Saturday, September 18, 2021

DuraSeal: Where Is The Safety Data?

Last updated Tuesday, February 2, 2016 12:34 ET

The Federal Drug Administration (FDA) in 2009 approved a synthetic nontoxic bioabsorbable hydrogel sealant (DuraSeal)

Sacramento, 02/02/2016 / SubmitMyPR /

The Federal Drug Administration (FDA) in 2009 approved a synthetic nontoxic bioabsorbable hydrogel sealant (DuraSeal) via the Pre-Market Approval (PMA) process that is used in the case of accidentally caused CSF leaks that occur with spinal surgeries.  DuraSeal when applied over a tear in the dura mater (durotomy), that will cause a CSF leak, will seal the defect shut within seconds of application.

Previously DuraSeal had been approved by the FDA’s PMA process in 2005 for the use in achieving watertight closure for dura mater repair required for intracranial surgery.  The manufacturer then applied to have it approved to augment sutured repair of a spinal durotomy.  As part of the PMA of DuraSeal in 2009, the FDA ordered a Post-Approval Study by the manufacturer to ensure that it is safe for its use in spinal procedures.

DuraSeal was approved for the use in spinal procedures by the FDA despite only being studied by the manufacturer in a mere 102 patients.  The approved sealant was determined to be strong, safe, and 100% effective in stopping CSF leaks for both an intended and accidental durotomy that occur in spinal surgery.  Unfortunately DuraSeal has been proven not to be the ideal CSF sealant because it has the propensity to absorb bodily fluid and swell up to 50% of its size after application.  This increase in size may produce a  ‘DuraSeal Mass’ in the surgical field that may develop slowly after application, peaking in size between three and fourteen days.

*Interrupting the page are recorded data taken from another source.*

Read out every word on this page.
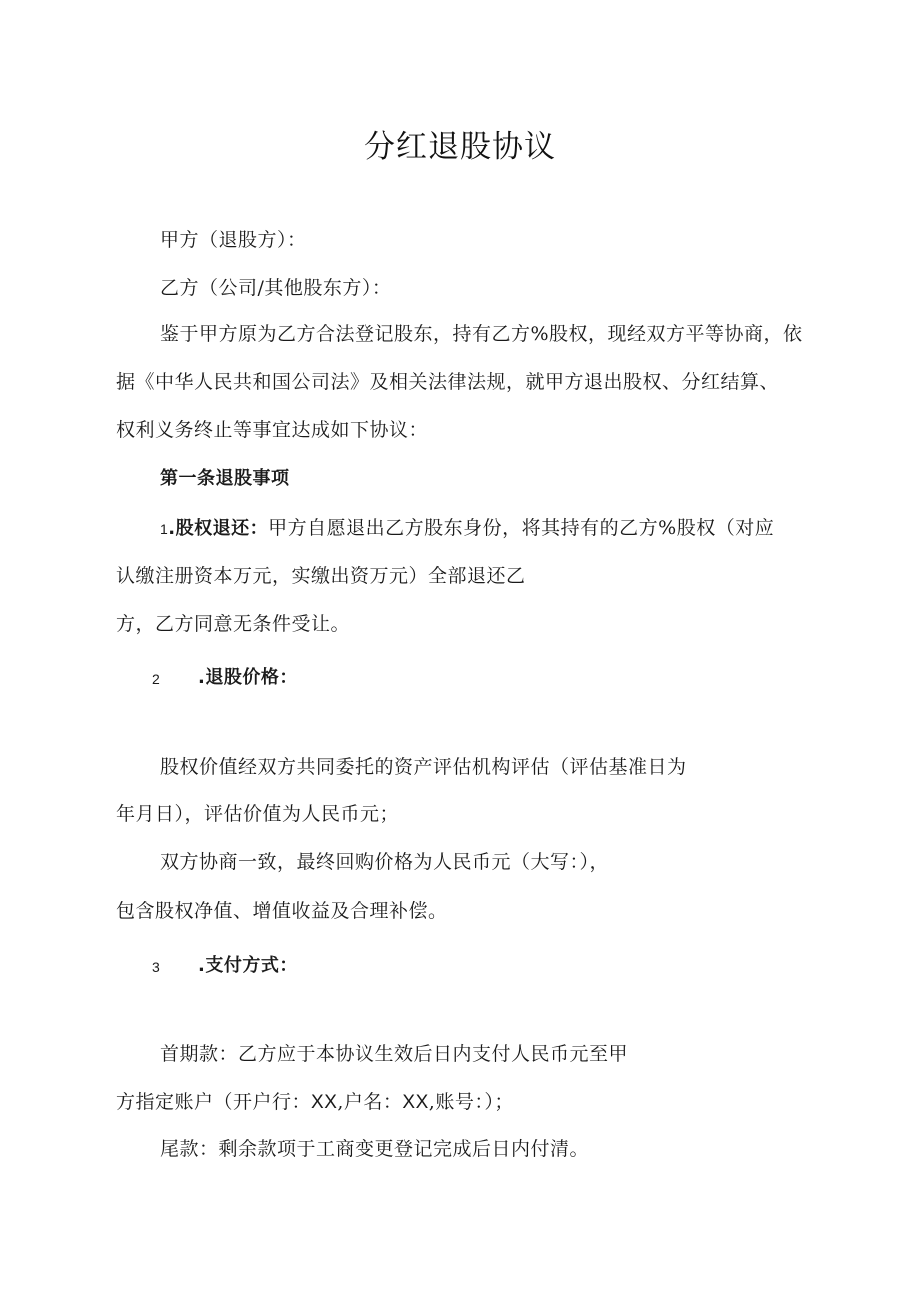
分红退股协议
甲方（退股方）：
乙方（公司/其他股东方）：
鉴于甲方原为乙方合法登记股东，持有乙方%股权，现经双方平等协商，依
据《中华人民共和国公司法》及相关法律法规，就甲方退出股权、分红结算、
权利义务终止等事宜达成如下协议：
第一条退股事项
1.股权退还：甲方自愿退出乙方股东身份，将其持有的乙方%股权（对应
认缴注册资本万元，实缴出资万元）全部退还乙
方，乙方同意无条件受让。
2 .退股价格：
股权价值经双方共同委托的资产评估机构评估（评估基准日为
年月日），评估价值为人民币元；
双方协商一致，最终回购价格为人民币元（大写：），
包含股权净值、增值收益及合理补偿。
3 .支付方式：
首期款：乙方应于本协议生效后日内支付人民币元至甲
方指定账户（开户行：XX,户名：XX,账号：）；
尾款：剩余款项于工商变更登记完成后日内付清。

Complications related to DuraSeal are directly related to the ‘DuraSeal Mass’ that may compress either the spinal cord or the spinal nerves running along the tight spaces of the spinal canal producing progressive neurological symptoms of weakness and potentially bowel and bladder dysfunction.  Catastrophic complications include quadriplegia and cauda equina syndrome has been reported and the number of these complications is unknown.

Unfortunately, the Post-Approval Study ordered by the FDA has not been completed and is not expected to be until the end of 2016.  As of February of 2014 there still were not enough patients enrolled.  During this time the literature has reported adverse events including quadriplegia and cauda equina syndrome.  If the study fails to enroll enough patients then the manufacturer must notify the FDA and come up with another route to prove that it is safe for its intended use in spinal surgeries.

Academic spine surgeons have serious concerns related to the safety of this product.  It is understood that emergent surgery is necessary for any patient during the post-surgical period that develops progressive neurological deficits attributed to a compressive fluid collection.  The informed consent of potential complications of spinal surgeries will list epidural hematomas.  It will, however, not mention a  ‘DuraSeal Mass’.

It is unclear if neurosurgeons and orthopedic spinal surgeons involved in the Post-Approval Study will report a ‘DuraSeal Mass’ as an adverse event or document on the medical record the occurrence of this adverse event since it is directly related to them using a medical product ‘known to swell’ up to 50% in any direction.  From a litigation standpoint for a catastrophic neurological outcome attributed to spinal surgery it would be safer from an exposure standpoint for the surgeon to document an epidural hematoma since this is included in the informed consent.  Also, there will be some blood components as part of the ‘DuraSeal Mass’.

The PMA process protects manufacturers from product liability lawsuits in State and Federal Courts because of ‘Express Preemption’.   Under the PMA process when the FDA has approved a device, it has conclusively made a judgment that the product is safe and effective for its intended use and that will prevent a lawsuit for labeling, manufacturing, and design defects against the manufacturer for an adverse event.

In the case of DuraSeal’s Post-Approval Study, the public waits for the results understanding that adverse events have occurred as reported by the medical literature.  The public deserves a third party review of the MRIs of all adverse events that relates to neurological consequences caused by a post-operative compressive fluid collection because of the question:  Epidural hematoma versus ‘DuraSeal Mass’.